Buscar apoio terapêutico e da rede de relacionamentos é essencial para lidar com esses desafios emocionais

Escrito por:

Natália Mancini

O Dia Mundial de Conscientização Sobre Linfomas (15/09), em 2023, traz um tema muito importante e impactante: a importância de falar sobre sentimentos. Esta campanha ressalta a urgência de abordar os aspectos emocionais e psicológicos enfrentados pelos pacientes com esse tipo de câncer. Se abrir, nesse cenário, pode parecer um grande desafio, mas fazer isso é de extrema importância para entender as emoções e organizá-las.

Em uma pesquisa realizada em 2022, pela Global Patient Survey on Lymphoma and CLL, 82% dos pacientes de linfoma relataram terem experimentado questões psicológicas e emocionais. Os principais sentimentos descritos pelos entrevistados foram: medo, ansiedade, depressão e sensação de isolamento.

Porém, diante do diagnóstico, muitas vezes a saúde mental é colocada em segundo plano e essas emoções não recebem a atenção necessária. Por isso, a campanha deste 15 de setembro traz o lembrete de que não se pode adiar a discussão sobre essas questões.

Por que é importante falar sobre emoções e sentimentos?

Luciana Telles Ferri, psicóloga clínica e psico-oncologista na Abrale, explica que identificar e verbalizar sentimentos é um desafio, mas também uma oportunidade para promover a saúde e o bem-estar. Entretanto, ela ressalta que é fundamental entender a diferença entre emoções e sentimentos.

Luciana esclarece que as emoções são uma resposta fisiológica do cérebro a estímulos da realidade. “Entre as emoções temos a alegria, tristeza, medo, raiva, surpresa”, ela exemplifica. 

Pessoa Falando Sobre Seus Sentimentos

Já os sentimentos são a percepção consciente dessas emoções. Dentre os sentimentos existentes, há gratidão, amor, felicidade, curiosidade, solidão, culpa, remorso, decepção e compaixão.

“Ao contrário das emoções, que são observáveis pelos outros, os sentimentos são acessíveis somente à própria pessoa. Por isso, acessar estes sentimentos e verbalizá-los é um desafio, mas, uma significativa oportunidade para promoção de ações de saúde e bem-estar. Então, quando o paciente consegue falar sobre o que sente, durante a jornada oncológica, cria-se mais caminhos de qualidade em todas as esferas de sua vida”, a especialista explica.

Ter o apoio de profissional da Psicologia tende a facilitar toda a trajetória do tratamento, desde o momento do diagnóstico, até a remissão ou acompanhamento.

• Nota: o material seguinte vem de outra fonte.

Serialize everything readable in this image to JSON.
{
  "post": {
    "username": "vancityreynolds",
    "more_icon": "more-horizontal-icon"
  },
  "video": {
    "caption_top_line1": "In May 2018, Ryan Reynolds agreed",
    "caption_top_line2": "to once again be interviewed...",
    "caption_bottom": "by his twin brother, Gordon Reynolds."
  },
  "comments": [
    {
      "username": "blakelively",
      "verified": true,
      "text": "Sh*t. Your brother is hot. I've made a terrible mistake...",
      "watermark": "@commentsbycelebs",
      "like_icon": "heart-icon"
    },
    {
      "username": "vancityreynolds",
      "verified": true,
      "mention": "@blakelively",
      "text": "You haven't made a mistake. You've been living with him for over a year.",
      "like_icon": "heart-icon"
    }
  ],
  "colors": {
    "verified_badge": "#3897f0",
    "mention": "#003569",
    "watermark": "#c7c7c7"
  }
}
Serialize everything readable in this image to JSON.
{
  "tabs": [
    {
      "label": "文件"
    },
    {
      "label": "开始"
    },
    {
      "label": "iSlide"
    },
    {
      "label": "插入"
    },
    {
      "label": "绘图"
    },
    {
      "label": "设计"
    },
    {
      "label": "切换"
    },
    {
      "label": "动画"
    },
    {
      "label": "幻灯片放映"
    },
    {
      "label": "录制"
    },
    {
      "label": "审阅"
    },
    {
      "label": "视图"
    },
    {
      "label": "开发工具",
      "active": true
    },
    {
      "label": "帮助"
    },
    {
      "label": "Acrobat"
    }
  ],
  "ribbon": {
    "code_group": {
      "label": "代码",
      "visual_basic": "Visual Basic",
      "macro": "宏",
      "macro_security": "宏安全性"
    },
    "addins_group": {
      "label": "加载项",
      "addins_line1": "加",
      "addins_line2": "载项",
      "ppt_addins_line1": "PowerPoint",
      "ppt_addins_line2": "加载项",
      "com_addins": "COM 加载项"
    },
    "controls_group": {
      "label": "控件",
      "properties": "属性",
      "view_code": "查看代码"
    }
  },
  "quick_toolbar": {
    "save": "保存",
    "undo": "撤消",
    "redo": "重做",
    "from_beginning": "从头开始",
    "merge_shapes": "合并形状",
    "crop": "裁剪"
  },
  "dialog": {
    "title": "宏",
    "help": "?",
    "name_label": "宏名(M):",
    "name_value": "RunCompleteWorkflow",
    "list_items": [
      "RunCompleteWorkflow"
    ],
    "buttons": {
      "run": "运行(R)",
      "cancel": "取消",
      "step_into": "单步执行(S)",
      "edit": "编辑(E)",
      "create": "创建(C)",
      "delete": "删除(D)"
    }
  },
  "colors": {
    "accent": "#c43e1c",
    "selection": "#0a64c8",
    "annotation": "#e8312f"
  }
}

Sendo que, quanto antes o apoio psicológico começar, melhor. Isso acontece porque, quando os pacientes são acolhidos desde o momento da descoberta, é mais provável que formem um vínculo de confiança com o profissional, facilitando o acesso aos sentimentos mais profundos.

“No início, os pacientes podem trazer sentimentos baseados em experiências vividas com terceiros ou o que interpretam de acordo com suas crenças sobre o que é adoecer e passar por um tratamento, como do linfoma. A partir disso, o psicólogo poderá trazer uma compreensão sobre estes sentimentos, organizá-los e, por meio de estratégias terapêuticas, dar novos sentidos, promovendo ações de saúde mental e emocional”, Luciana fala.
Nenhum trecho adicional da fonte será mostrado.